9.Georgia Guidestones
The Georgia Guidestones,
sometimes referred to as the "American Stonehenge," is a granite
monument erected in Elbert County, Ga., in 1979. The stones are engraved
in eight languages — English, Spanish, Swahili, Hindi, Hebrew, Arabic,
Chinese and Russian — each relaying 10 "new" commandments for "an Age of
Reason." The stones also line up with certain astronomical features.
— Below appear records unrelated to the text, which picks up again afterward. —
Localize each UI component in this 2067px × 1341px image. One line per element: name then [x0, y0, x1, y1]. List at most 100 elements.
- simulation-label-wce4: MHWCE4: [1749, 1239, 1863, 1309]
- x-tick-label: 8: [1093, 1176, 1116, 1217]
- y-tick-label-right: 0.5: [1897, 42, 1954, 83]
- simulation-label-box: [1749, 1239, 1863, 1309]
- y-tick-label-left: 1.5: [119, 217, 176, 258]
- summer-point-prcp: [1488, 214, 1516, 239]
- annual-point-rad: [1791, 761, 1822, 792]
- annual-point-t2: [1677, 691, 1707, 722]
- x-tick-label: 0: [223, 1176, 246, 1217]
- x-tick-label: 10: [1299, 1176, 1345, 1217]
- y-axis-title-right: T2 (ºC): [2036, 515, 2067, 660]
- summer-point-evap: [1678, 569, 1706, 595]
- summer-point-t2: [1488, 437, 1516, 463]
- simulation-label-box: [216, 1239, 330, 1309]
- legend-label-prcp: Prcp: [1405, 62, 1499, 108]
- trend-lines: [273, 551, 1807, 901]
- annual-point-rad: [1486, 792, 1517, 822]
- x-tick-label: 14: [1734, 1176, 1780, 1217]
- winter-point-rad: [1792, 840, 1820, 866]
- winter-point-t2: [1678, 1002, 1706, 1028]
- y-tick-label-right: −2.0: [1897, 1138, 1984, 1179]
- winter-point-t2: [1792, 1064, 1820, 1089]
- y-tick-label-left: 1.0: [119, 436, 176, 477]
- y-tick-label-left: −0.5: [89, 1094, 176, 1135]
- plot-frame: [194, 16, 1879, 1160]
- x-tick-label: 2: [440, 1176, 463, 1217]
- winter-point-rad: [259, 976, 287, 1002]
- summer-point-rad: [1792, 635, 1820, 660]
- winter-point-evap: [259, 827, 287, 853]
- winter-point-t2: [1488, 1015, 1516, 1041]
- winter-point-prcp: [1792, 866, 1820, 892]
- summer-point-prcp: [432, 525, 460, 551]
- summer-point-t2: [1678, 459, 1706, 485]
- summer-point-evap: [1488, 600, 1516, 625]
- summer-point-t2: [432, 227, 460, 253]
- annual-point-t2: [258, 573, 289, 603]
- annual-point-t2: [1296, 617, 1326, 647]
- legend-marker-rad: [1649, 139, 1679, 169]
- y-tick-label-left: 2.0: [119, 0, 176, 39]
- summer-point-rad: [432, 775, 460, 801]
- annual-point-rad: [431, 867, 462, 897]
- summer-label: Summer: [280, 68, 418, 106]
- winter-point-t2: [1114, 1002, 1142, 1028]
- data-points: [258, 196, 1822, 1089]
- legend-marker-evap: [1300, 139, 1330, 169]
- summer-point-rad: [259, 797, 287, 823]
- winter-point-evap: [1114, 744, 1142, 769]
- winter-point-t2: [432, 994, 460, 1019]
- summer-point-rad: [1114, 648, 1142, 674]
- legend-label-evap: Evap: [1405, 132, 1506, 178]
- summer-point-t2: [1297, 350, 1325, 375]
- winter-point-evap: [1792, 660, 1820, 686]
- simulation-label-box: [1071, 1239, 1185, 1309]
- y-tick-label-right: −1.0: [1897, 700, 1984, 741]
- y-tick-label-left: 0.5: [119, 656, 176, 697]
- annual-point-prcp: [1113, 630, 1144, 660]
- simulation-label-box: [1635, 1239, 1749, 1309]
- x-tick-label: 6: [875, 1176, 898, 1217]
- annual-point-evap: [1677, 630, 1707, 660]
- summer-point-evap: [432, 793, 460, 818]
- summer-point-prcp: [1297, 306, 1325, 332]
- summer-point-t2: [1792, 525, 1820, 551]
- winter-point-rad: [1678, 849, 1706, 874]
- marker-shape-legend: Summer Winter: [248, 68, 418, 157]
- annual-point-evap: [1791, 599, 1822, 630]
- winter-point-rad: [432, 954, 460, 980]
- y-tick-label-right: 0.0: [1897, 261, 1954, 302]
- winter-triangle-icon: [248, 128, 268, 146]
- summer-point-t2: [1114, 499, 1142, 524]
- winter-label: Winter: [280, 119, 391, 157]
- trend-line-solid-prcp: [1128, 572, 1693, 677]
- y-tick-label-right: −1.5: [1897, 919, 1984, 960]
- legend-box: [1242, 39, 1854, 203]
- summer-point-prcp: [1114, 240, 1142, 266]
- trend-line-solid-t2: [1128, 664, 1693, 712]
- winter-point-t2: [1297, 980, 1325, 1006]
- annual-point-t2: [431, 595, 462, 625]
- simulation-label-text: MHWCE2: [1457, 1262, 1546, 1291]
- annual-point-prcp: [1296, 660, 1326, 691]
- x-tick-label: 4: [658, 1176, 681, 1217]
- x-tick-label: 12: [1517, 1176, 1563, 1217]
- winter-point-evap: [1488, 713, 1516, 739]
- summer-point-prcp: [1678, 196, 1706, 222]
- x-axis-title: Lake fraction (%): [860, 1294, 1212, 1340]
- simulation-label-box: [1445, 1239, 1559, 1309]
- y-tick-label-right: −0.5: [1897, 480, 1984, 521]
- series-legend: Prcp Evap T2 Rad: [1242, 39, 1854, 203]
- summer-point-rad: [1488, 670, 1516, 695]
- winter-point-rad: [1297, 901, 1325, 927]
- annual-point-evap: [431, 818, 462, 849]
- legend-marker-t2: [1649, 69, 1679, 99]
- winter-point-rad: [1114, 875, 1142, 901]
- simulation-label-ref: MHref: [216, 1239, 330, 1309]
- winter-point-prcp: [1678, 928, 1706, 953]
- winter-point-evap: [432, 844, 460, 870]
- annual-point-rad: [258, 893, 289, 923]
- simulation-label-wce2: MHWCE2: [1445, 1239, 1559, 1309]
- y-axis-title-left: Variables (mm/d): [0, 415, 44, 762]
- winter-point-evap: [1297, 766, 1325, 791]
Though the monument contains no encrypted messages, its purpose and
origin remain shrouded in mystery. They were commissioned by a man who
has yet to be properly identified, who went by the pseudonym of R.C.
Christian.
Of the 10 commandments, the first one is perhaps the most
controversial: "Maintain humanity under 500,000,000 in perpetual balance
with nature." Many have taken it to be a license to cull the human
population down to the specified number, and critics of the stones have
called for them to be destroyed. Some conspiracy theorists even believe
they may have been designed by a "Luciferian secret society" calling for
a new world order.
10.Rongorongo
Rongorongo is a system of mysterious glyphs
discovered written on various artifacts on Easter Island. Many believe
they represent a lost system of writing or proto-writing and could be
one of just three or four independent inventions of writing in human
history.
The glyphs remain undecipherable, and their true messages — which some
believe could offer hints about the perplexing collapse of the
statue-building Easter Island civilization — may be lost forever.